Introduction and Conceptual Model#

Consider the slug test conducted in Pratt County Monitoring Site, US, and reported by Butler (1998). A partially penetrating well is screened in unconsolidated alluvial deposits consisting of sand and gravel interbedded by clay. The total thickness of the aquifer is 47.87 m. The screen is located at 16.77 m depth and has a screen length of 1.52 m. The well radius is 0.125 m and the casing radius 0.064 m. The slug displacement is 0.671 m. The head change was recorded inside the well.

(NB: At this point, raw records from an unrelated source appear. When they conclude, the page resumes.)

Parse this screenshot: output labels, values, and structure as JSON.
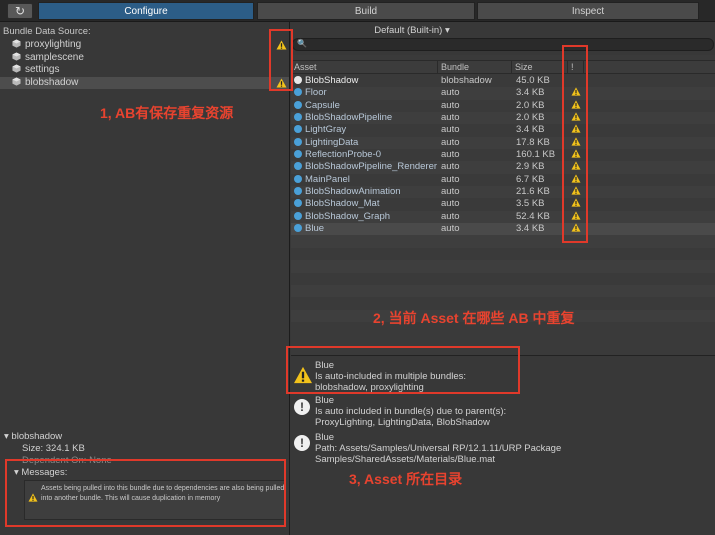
{
  "toolbar": {
    "refresh_glyph": "↻",
    "tabs": [
      {
        "label": "Configure"
      },
      {
        "label": "Build"
      },
      {
        "label": "Inspect"
      }
    ]
  },
  "left": {
    "header": "Bundle Data Source:",
    "bundles": [
      {
        "name": "proxylighting",
        "warning": true
      },
      {
        "name": "samplescene",
        "warning": false
      },
      {
        "name": "settings",
        "warning": false
      },
      {
        "name": "blobshadow",
        "warning": true
      }
    ],
    "detail": {
      "title": "blobshadow",
      "size": "Size: 324.1 KB",
      "dependent_on": "Dependent On:   None",
      "messages_label": "Messages:",
      "message": "Assets being pulled into this bundle due to dependencies are also being pulled into another bundle.  This will cause duplication in memory"
    }
  },
  "right": {
    "source_dropdown": "Default (Built-in)",
    "columns": {
      "asset": "Asset",
      "bundle": "Bundle",
      "size": "Size",
      "warn": "!"
    },
    "rows": [
      {
        "asset": "BlobShadow",
        "bundle": "blobshadow",
        "size": "45.0 KB",
        "warning": false
      },
      {
        "asset": "Floor",
        "bundle": "auto",
        "size": "3.4 KB",
        "warning": true
      },
      {
        "asset": "Capsule",
        "bundle": "auto",
        "size": "2.0 KB",
        "warning": true
      },
      {
        "asset": "BlobShadowPipeline",
        "bundle": "auto",
        "size": "2.0 KB",
        "warning": true
      },
      {
        "asset": "LightGray",
        "bundle": "auto",
        "size": "3.4 KB",
        "warning": true
      },
      {
        "asset": "LightingData",
        "bundle": "auto",
        "size": "17.8 KB",
        "warning": true
      },
      {
        "asset": "ReflectionProbe-0",
        "bundle": "auto",
        "size": "160.1 KB",
        "warning": true
      },
      {
        "asset": "BlobShadowPipeline_Renderer",
        "bundle": "auto",
        "size": "2.9 KB",
        "warning": true
      },
      {
        "asset": "MainPanel",
        "bundle": "auto",
        "size": "6.7 KB",
        "warning": true
      },
      {
        "asset": "BlobShadowAnimation",
        "bundle": "auto",
        "size": "21.6 KB",
        "warning": true
      },
      {
        "asset": "BlobShadow_Mat",
        "bundle": "auto",
        "size": "3.5 KB",
        "warning": true
      },
      {
        "asset": "BlobShadow_Graph",
        "bundle": "auto",
        "size": "52.4 KB",
        "warning": true
      },
      {
        "asset": "Blue",
        "bundle": "auto",
        "size": "3.4 KB",
        "warning": true
      }
    ],
    "messages": [
      {
        "lines": [
          "Blue",
          "Is auto-included in multiple bundles:",
          "blobshadow, proxylighting"
        ]
      },
      {
        "lines": [
          "Blue",
          "Is auto included in bundle(s) due to parent(s):",
          "ProxyLighting, LightingData, BlobShadow"
        ]
      },
      {
        "lines": [
          "Blue",
          "Path: Assets/Samples/Universal RP/12.1.11/URP Package",
          "Samples/SharedAssets/Materials/Blue.mat"
        ]
      }
    ]
  },
  "annotations": [
    {
      "text": "1, AB有保存重复资源"
    },
    {
      "text": "2, 当前 Asset 在哪些 AB 中重复"
    },
    {
      "text": "3, Asset 所在目录"
    }
  ],
  "colors": {
    "accent": "#2c5d87",
    "annotation": "#e0392a",
    "warning": "#f2c21b"
  }
}
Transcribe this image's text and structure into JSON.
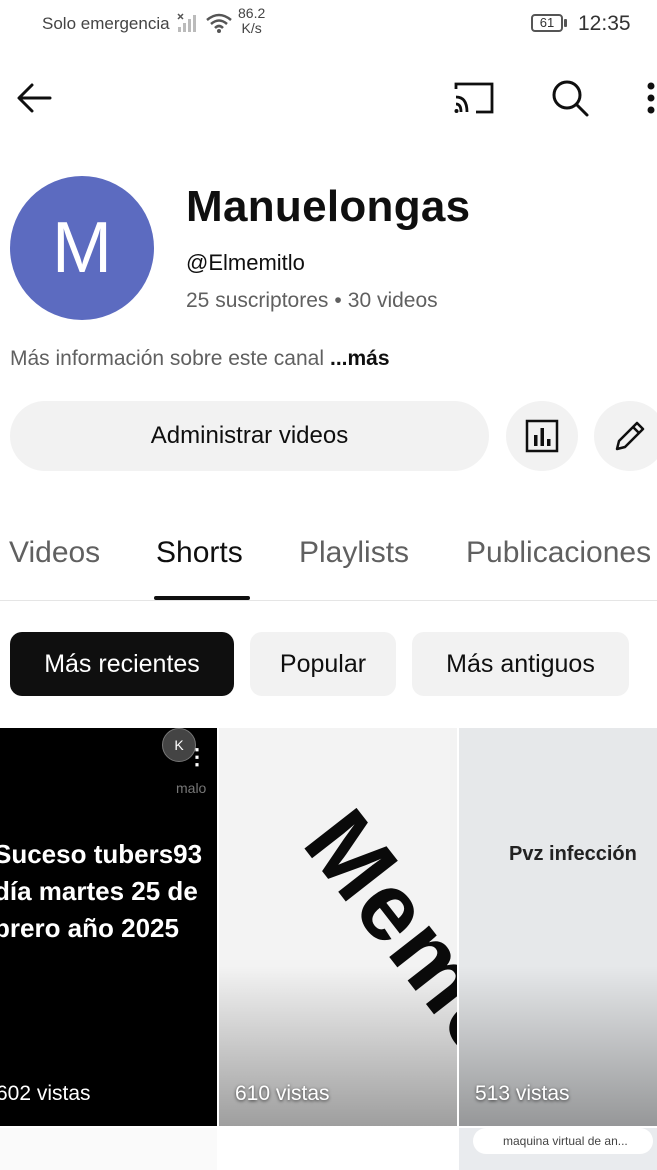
{
  "status_bar": {
    "carrier": "Solo emergencia",
    "speed_value": "86.2",
    "speed_unit": "K/s",
    "battery": "61",
    "time": "12:35"
  },
  "channel": {
    "avatar_letter": "M",
    "avatar_color": "#5c6bc0",
    "name": "Manuelongas",
    "handle": "@Elmemitlo",
    "subscribers": "25 suscriptores",
    "videos": "30 videos",
    "stats_separator": "•",
    "description": "Más información sobre este canal",
    "more_label": "...más"
  },
  "actions": {
    "manage_label": "Administrar videos"
  },
  "tabs": [
    {
      "label": "Videos"
    },
    {
      "label": "Shorts",
      "active": true
    },
    {
      "label": "Playlists"
    },
    {
      "label": "Publicaciones"
    }
  ],
  "chips": [
    {
      "label": "Más recientes",
      "selected": true
    },
    {
      "label": "Popular"
    },
    {
      "label": "Más antiguos"
    }
  ],
  "shorts": [
    {
      "overlay_line1": "Suceso tubers93",
      "overlay_line2": "día martes 25 de",
      "overlay_line3": "brero año 2025",
      "watermark": "malo",
      "logo_letter": "K",
      "menu": "⋮",
      "views": "602 vistas"
    },
    {
      "overlay": "Memes",
      "views": "610 vistas"
    },
    {
      "overlay": "Pvz infección",
      "views": "513 vistas"
    }
  ],
  "next_row": {
    "search_hint": "maquina virtual de an..."
  }
}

../../_images/Pratt_County.png

Load data#

data = np.loadtxt("data/slug.txt", skiprows=1)
to = data[:, 0] / 60 / 60 / 24  # convert time in seconds to days
ho = data[:, 1]  # m

Parameters and model#

rw = 0.125  # well radius, m
rc = 0.064  # well casing radius, m
L = 1.52  # screen length, m
b = 47.87  # aquifer thickness, m
zt = -16.77  # elevation to top of screen, m
H0 = 0.671  # head displacement in the well, m
zb = zt - L  # bottom of screen in m

The total volume if the slut is computed, as this is used as the instantaneous discharge for the well in timflow.

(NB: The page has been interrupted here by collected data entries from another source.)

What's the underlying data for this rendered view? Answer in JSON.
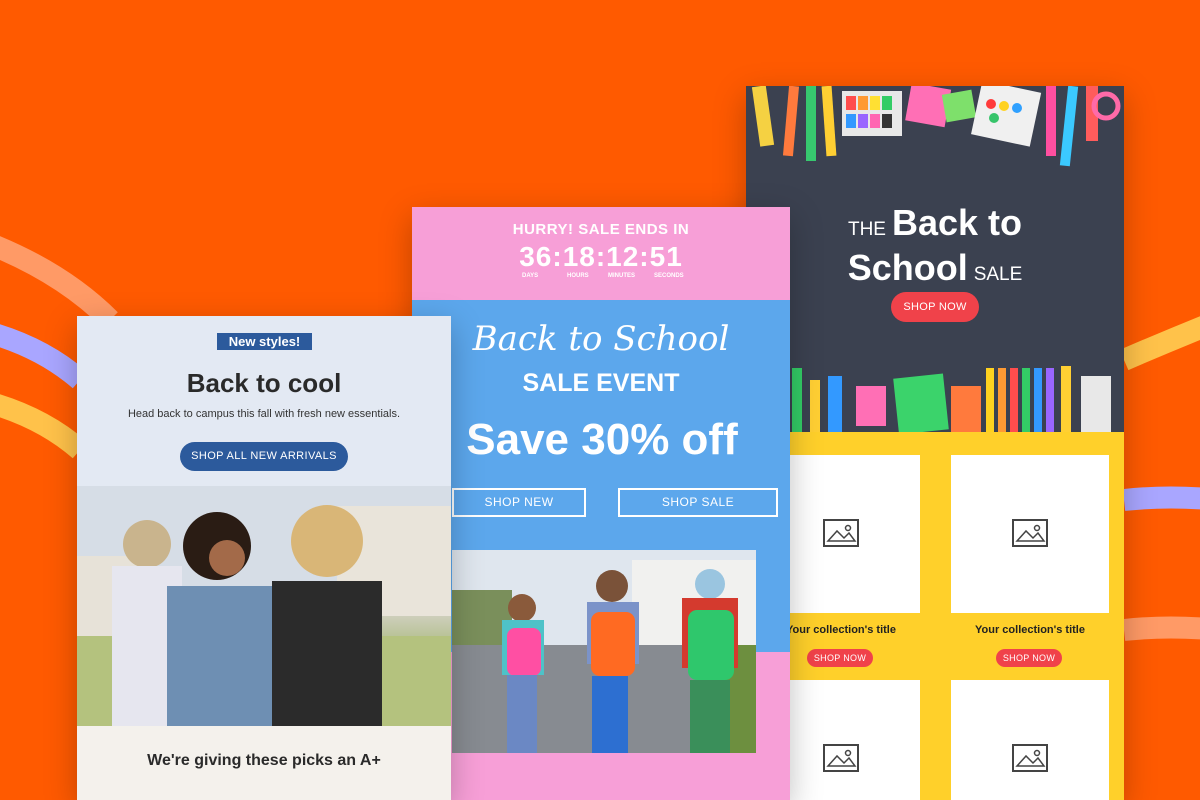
{
  "colors": {
    "background": "#ff5a00",
    "right_accent": "#ffd02a",
    "red_button": "#f0424a",
    "pink": "#f79fd7",
    "blue": "#5ca7ec",
    "navy": "#2c5a9c"
  },
  "right_card": {
    "title_the": "THE",
    "title_big_1": "Back to",
    "title_big_2": "School",
    "title_sale": "SALE",
    "shop_now": "SHOP NOW",
    "products": [
      {
        "title": "Your collection's title",
        "button": "SHOP NOW"
      },
      {
        "title": "Your collection's title",
        "button": "SHOP NOW"
      }
    ],
    "product_icon": "image-placeholder-icon"
  },
  "middle_card": {
    "hurry": "HURRY! SALE ENDS IN",
    "timer": "36:18:12:51",
    "timer_labels": [
      "DAYS",
      "HOURS",
      "MINUTES",
      "SECONDS"
    ],
    "script_title": "Back to School",
    "event": "SALE EVENT",
    "save": "Save 30% off",
    "shop_new": "SHOP NEW",
    "shop_sale": "SHOP SALE"
  },
  "left_card": {
    "badge": "New styles!",
    "title": "Back to cool",
    "subtitle": "Head back to campus this fall with fresh new essentials.",
    "button": "SHOP ALL NEW ARRIVALS",
    "footer": "We're giving these picks an A+"
  }
}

Q = np.pi * rc**2 * H0  # instantaneous discharge
print(f"volume of slug: {Q:.5f} m^3")

volume of slug: 0.00863 m^3

The aquifer is represented by a three-layer model, one layer above the screen, one layer at interval of the screen top, and one layer below the screen. A slug test is simulated by specify the instantaneous volume that is added to the well and by defining the well type wbstype as "slug".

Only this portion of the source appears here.